第9章

更新时间:2026-03-06 00:21:09

子时的梆子声从远处传来,沉闷而悠长,在寂静的夜色中格外清晰。

林砚之换上一身半旧的青色长衫——既不引人注目,也不失读书人的体面。他将那封已经烧成灰烬的信件又检查了一遍,确认没有任何痕迹留下,这才吹灭油灯,轻轻推开门,消失在夜色之中。

京城的深夜,与白日判若两城。热闹的街市早已空无一人,只有偶尔巡逻的兵卒提着灯笼走过,脚步声在青石板路上回响。林砚之贴着墙根行走,避开那些巡逻的兵卒,一路向南,朝着醉仙楼的方向而去。

醉仙楼位于城南,是京城有名的酒楼,白日里人来人往,热闹非凡。但此刻,整座楼却笼罩在一片黑暗之中,只有三楼的一个窗户,透出微弱的灯光。

林砚之走到楼下,轻轻叩了三下门。门“吱呀”一声打开,一个中年伙计探出头来,看了他一眼,低声道:“林公子?请随我来。”

林砚之跟着那伙计,沿着漆黑的楼梯,一路来到三楼。伙计在一间雅间门前停下,轻轻敲了敲门,说道:“老爷,客人到了。”

门从里面打开,苏洵站在门口,朝他微微点头。林砚之闪身进屋,门在身后轻轻关上。

雅间不大,陈设简单雅致。一张方桌,两把椅子,桌上摆着一壶茶、两只茶杯,还有一盏油灯,灯火微弱,将屋内的一切都笼罩在一片昏黄的光晕中。

苏洵示意他坐下,亲自倒了一杯茶递给他,说道:“深夜相召,可有不便?”

林砚之双手接过茶杯,恭声道:“苏大人言重了,晚辈自当赴约。”

苏洵点了点头,沉默片刻,说道:“今日朝中,发生了大事。”

林砚之心头一紧,静静等待下文。

苏洵看着他,目光深邃,缓缓说道:“证人之死,查出来了——是中毒而亡。毒下在饭菜里,送饭的狱卒,今早被发现死在家中,也是中毒。”

林砚之瞳孔微缩,沉声道:“灭口?”

苏洵点了点头,又摇了摇头,说道:“表面上是灭口,但背后,没那么简单。那狱卒死前,留下了一封遗书,说是受礼部李尚书指使,毒死证人,以绝后患。”

林砚之眉头紧皱,说道:“李尚书指使?这……”

苏洵冷笑一声,说道:“你也觉得不对,是不是?李尚书若是要灭口,何必等到证人入狱?何必找一个狱卒,留下这么大一个把柄?更何况,那狱卒的遗书,笔迹工整,措辞严密,分明是有人写好,逼他抄录的。”

林砚之心中凛然,说道:“有人栽赃?”

苏洵点了点头,说道:“栽赃之人,手段狠辣,心思缜密。一石二鸟——既灭了证人的口,断了线索,又将李尚书置于死地。如今,李尚书已经被押入大理寺大牢,等候审讯。而太子这边,也因此事受到牵连,圣上已有不满之意。”
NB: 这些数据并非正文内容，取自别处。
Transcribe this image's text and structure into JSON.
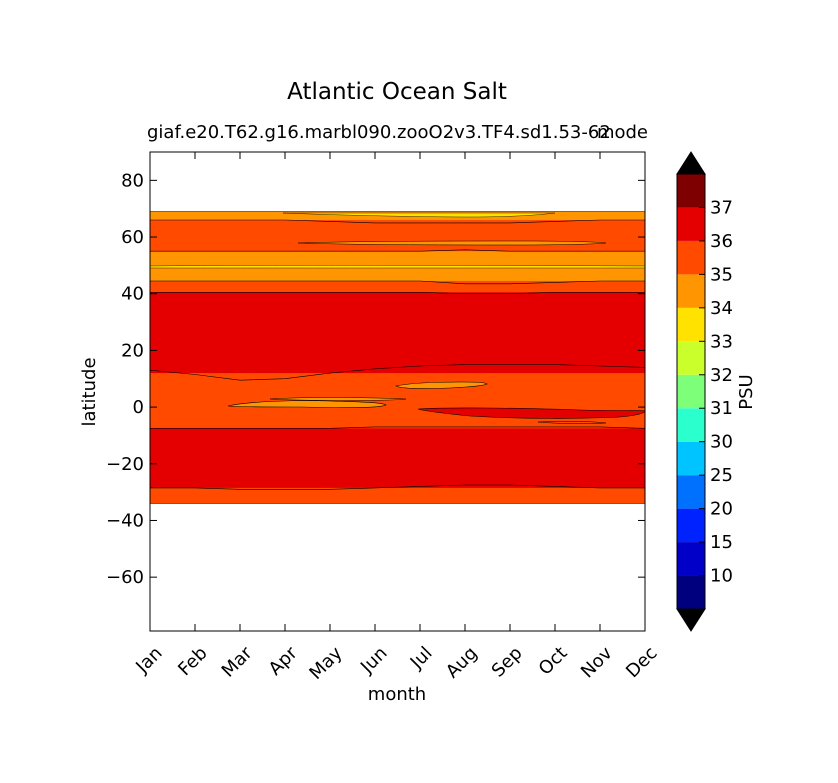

林砚之沉默片刻,说道:“敢问苏大人,栽赃之人,可是二皇子那边?”

苏洵看了他一眼,眼中闪过一丝赞许之色,说道:“你倒是敏锐。不错,此事背后,确有二皇子的影子。但不止二皇子,还有三皇子、四皇子的人,也在暗中推波助澜。他们不想让李尚书的案子查下去,因为查下去,可能会牵扯出更多他们的人。”
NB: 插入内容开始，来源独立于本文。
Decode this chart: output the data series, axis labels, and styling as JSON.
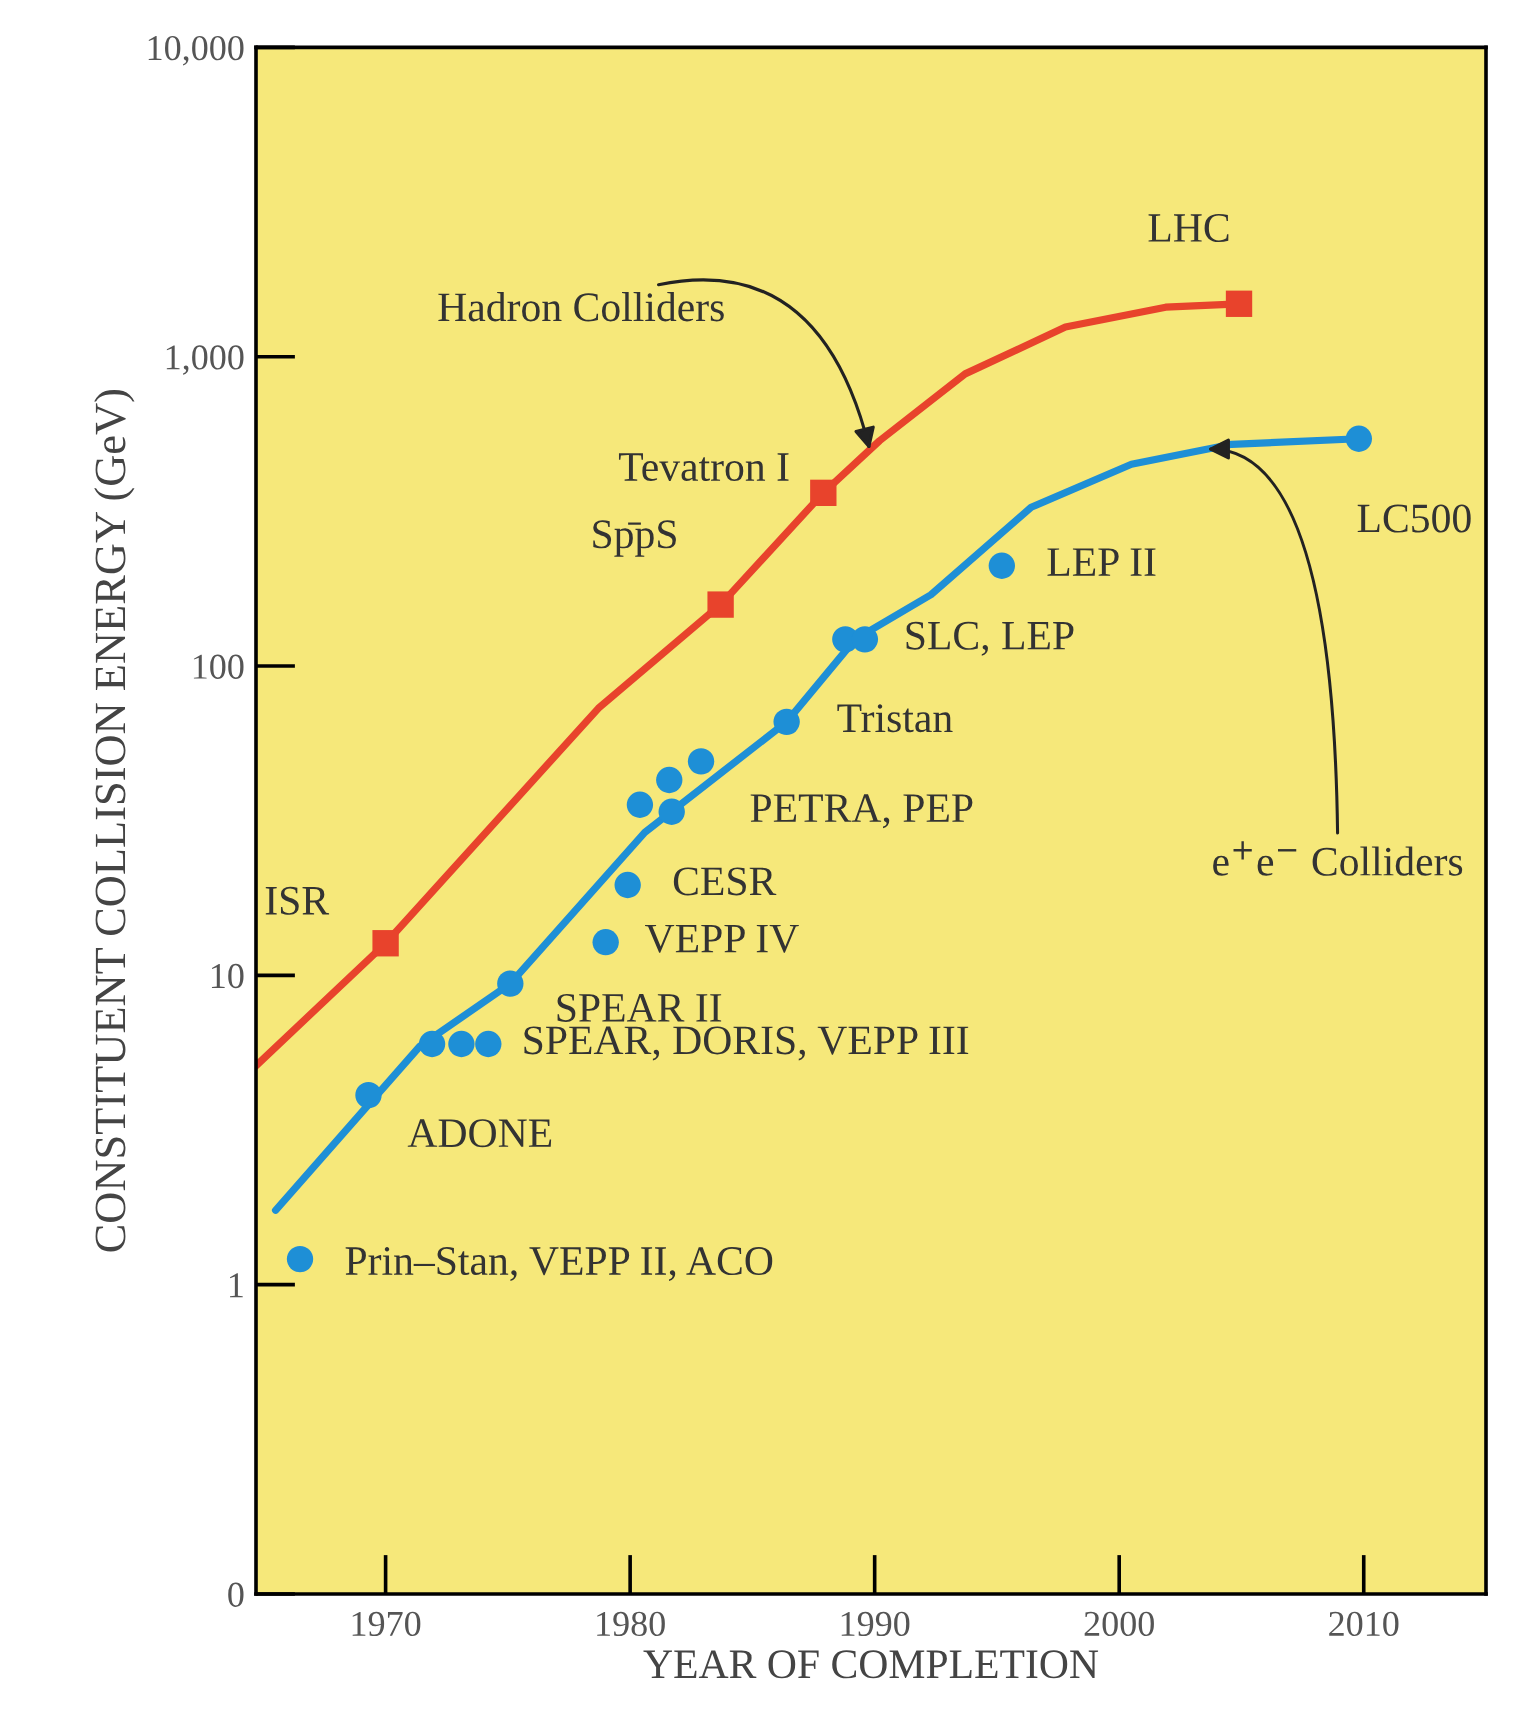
{
  "chart_data": {
    "type": "line",
    "xlabel": "YEAR OF COMPLETION",
    "ylabel": "CONSTITUENT COLLISION ENERGY (GeV)",
    "log": "y",
    "xlim": [
      1964.7,
      2015
    ],
    "xticks": [
      1970,
      1980,
      1990,
      2000,
      2010
    ],
    "ylim": [
      0.1,
      10000
    ],
    "yticks": [
      {
        "value": 0.1,
        "label": "0"
      },
      1,
      10,
      100,
      {
        "value": 1000,
        "label": "1,000"
      },
      {
        "value": 10000,
        "label": "10,000"
      }
    ],
    "grid": false,
    "legend": false,
    "series": [
      {
        "color": "#e8432c",
        "x": [
          1964.7,
          1970.0,
          1978.7,
          1983.7,
          1987.9,
          1990.2,
          1993.7,
          1997.8,
          2001.9,
          2004.9
        ],
        "values": [
          5.1,
          12.7,
          73,
          158,
          363,
          535,
          880,
          1247,
          1446,
          1483
        ]
      },
      {
        "type": "scatter",
        "marker": "square",
        "color": "#e8432c",
        "x": [
          1970.0,
          1983.7,
          1987.9,
          2004.9
        ],
        "values": [
          12.7,
          158,
          363,
          1483
        ]
      },
      {
        "color": "#1e8fd6",
        "x": [
          1965.5,
          1971.4,
          1975.1,
          1980.6,
          1986.4,
          1989.2,
          1992.3,
          1996.4,
          2000.5,
          2004.6,
          2009.8
        ],
        "values": [
          1.74,
          5.9,
          9.4,
          29,
          66,
          122,
          170,
          326,
          449,
          521,
          543
        ]
      },
      {
        "type": "scatter",
        "marker": "circle",
        "color": "#1e8fd6",
        "x": [
          1966.5,
          1969.3,
          1971.9,
          1973.1,
          1974.2,
          1975.1,
          1979.0,
          1979.9,
          1980.4,
          1981.6,
          1982.9,
          1981.7,
          1986.4,
          1988.8,
          1989.6,
          1995.2,
          2009.8
        ],
        "values": [
          1.21,
          4.1,
          6.0,
          6.0,
          6.0,
          9.4,
          12.8,
          19.6,
          35.6,
          42.8,
          49.2,
          33.8,
          66,
          122,
          122,
          211,
          543
        ]
      }
    ],
    "annotations": [
      {
        "text": "ISR",
        "x": 1970.0,
        "y": 12.7
      },
      {
        "text": "Sp̄pS",
        "x": 1983.7,
        "y": 158
      },
      {
        "text": "Tevatron I",
        "x": 1987.9,
        "y": 363
      },
      {
        "text": "LHC",
        "x": 2004.9,
        "y": 1483
      },
      {
        "text": "LC500",
        "x": 2009.8,
        "y": 543
      },
      {
        "text": "LEP II",
        "x": 1995.2,
        "y": 211
      },
      {
        "text": "SLC, LEP",
        "x": 1989.6,
        "y": 122
      },
      {
        "text": "Tristan",
        "x": 1986.4,
        "y": 66
      },
      {
        "text": "PETRA, PEP",
        "x": 1981.7,
        "y": 33.8
      },
      {
        "text": "CESR",
        "x": 1979.9,
        "y": 19.6
      },
      {
        "text": "VEPP IV",
        "x": 1979.0,
        "y": 12.8
      },
      {
        "text": "SPEAR II",
        "x": 1975.1,
        "y": 9.4
      },
      {
        "text": "SPEAR, DORIS, VEPP III",
        "x": 1974.2,
        "y": 6.0
      },
      {
        "text": "ADONE",
        "x": 1969.3,
        "y": 4.1
      },
      {
        "text": "Prin–Stan, VEPP II, ACO",
        "x": 1966.5,
        "y": 1.21
      },
      {
        "text": "Hadron Colliders",
        "x": 1989.8,
        "y": 500
      },
      {
        "text": "e$^{+}$e$^{−}$ Colliders",
        "x": 2003.6,
        "y": 503
      }
    ]
  }
}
林砚之心中一震,脱口而出:“李尚书的案子,牵扯到的不止他一人?”

苏洵叹了口气,说道:“何止一人。礼部掌管天下科考,油水之厚,难以想象。这些年,科考舞弊、卖官鬻爵之事,时有发生,李尚书不过是浮在面上的那个。水面之下,还藏着多少人,谁也说不清。”

他顿了顿,目光灼灼地看着林砚之,说道:“我今日找你,是想问你一件事——若有一日,太子需要你效力,你可愿挺身而出?”
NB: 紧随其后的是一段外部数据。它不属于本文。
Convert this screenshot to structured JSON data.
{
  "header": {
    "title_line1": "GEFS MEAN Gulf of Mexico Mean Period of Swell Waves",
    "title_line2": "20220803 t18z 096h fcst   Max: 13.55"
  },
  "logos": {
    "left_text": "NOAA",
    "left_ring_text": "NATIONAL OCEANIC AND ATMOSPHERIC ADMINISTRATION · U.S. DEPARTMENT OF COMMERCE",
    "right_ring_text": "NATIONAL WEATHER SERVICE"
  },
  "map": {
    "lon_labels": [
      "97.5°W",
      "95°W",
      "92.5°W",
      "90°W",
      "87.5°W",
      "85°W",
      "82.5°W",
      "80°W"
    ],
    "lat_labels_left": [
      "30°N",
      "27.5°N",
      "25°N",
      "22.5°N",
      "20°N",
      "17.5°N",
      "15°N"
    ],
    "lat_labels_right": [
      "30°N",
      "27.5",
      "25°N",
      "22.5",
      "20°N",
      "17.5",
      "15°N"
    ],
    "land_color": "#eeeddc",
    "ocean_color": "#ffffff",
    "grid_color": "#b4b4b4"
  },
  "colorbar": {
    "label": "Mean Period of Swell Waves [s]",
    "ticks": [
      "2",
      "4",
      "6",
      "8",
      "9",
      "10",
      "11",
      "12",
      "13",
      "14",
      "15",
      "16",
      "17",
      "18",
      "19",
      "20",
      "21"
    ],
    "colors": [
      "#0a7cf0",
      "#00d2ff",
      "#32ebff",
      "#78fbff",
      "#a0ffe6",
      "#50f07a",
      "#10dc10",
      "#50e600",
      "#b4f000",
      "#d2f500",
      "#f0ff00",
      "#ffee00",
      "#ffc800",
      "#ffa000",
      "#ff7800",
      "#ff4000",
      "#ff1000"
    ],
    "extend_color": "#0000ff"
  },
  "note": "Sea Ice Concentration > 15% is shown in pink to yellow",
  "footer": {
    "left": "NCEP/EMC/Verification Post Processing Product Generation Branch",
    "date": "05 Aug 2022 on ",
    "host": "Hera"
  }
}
林砚之心头狂跳,他知道,这个问题,比那夜在书坊偏厅里的问题,分量重得多。那夜,苏洵只是问他愿不愿站在太子这边;今夜,却是问他愿不愿为太子效力——这两个词,天差地别。

他深吸一口气,压下心头的波澜,迎上苏洵的目光,缓缓说道:“苏大人,晚辈斗胆,想先问大人几个问题。”

苏洵微微颔首:“你问。”

林砚之说道:“太子殿下,可知道晚辈这个人?”

苏洵摇了摇头,说道:“不知。但你若愿效力,我自会引荐。”

林砚之又问道:“太子殿下,需要晚辈这样的人做什么?”

苏洵沉默了一下,说道:“太子需要人才,需要真正有才华、有胆识、有忠心的人才。如今朝中,党争激烈,太子身边,不缺趋炎附势之人,不缺阿谀奉承之辈,但缺敢说实话、能干实事的人。”

林砚之再问道:“若晚辈效力太子,日后科举入仕,是凭自己的本事,还是凭太子的提携?”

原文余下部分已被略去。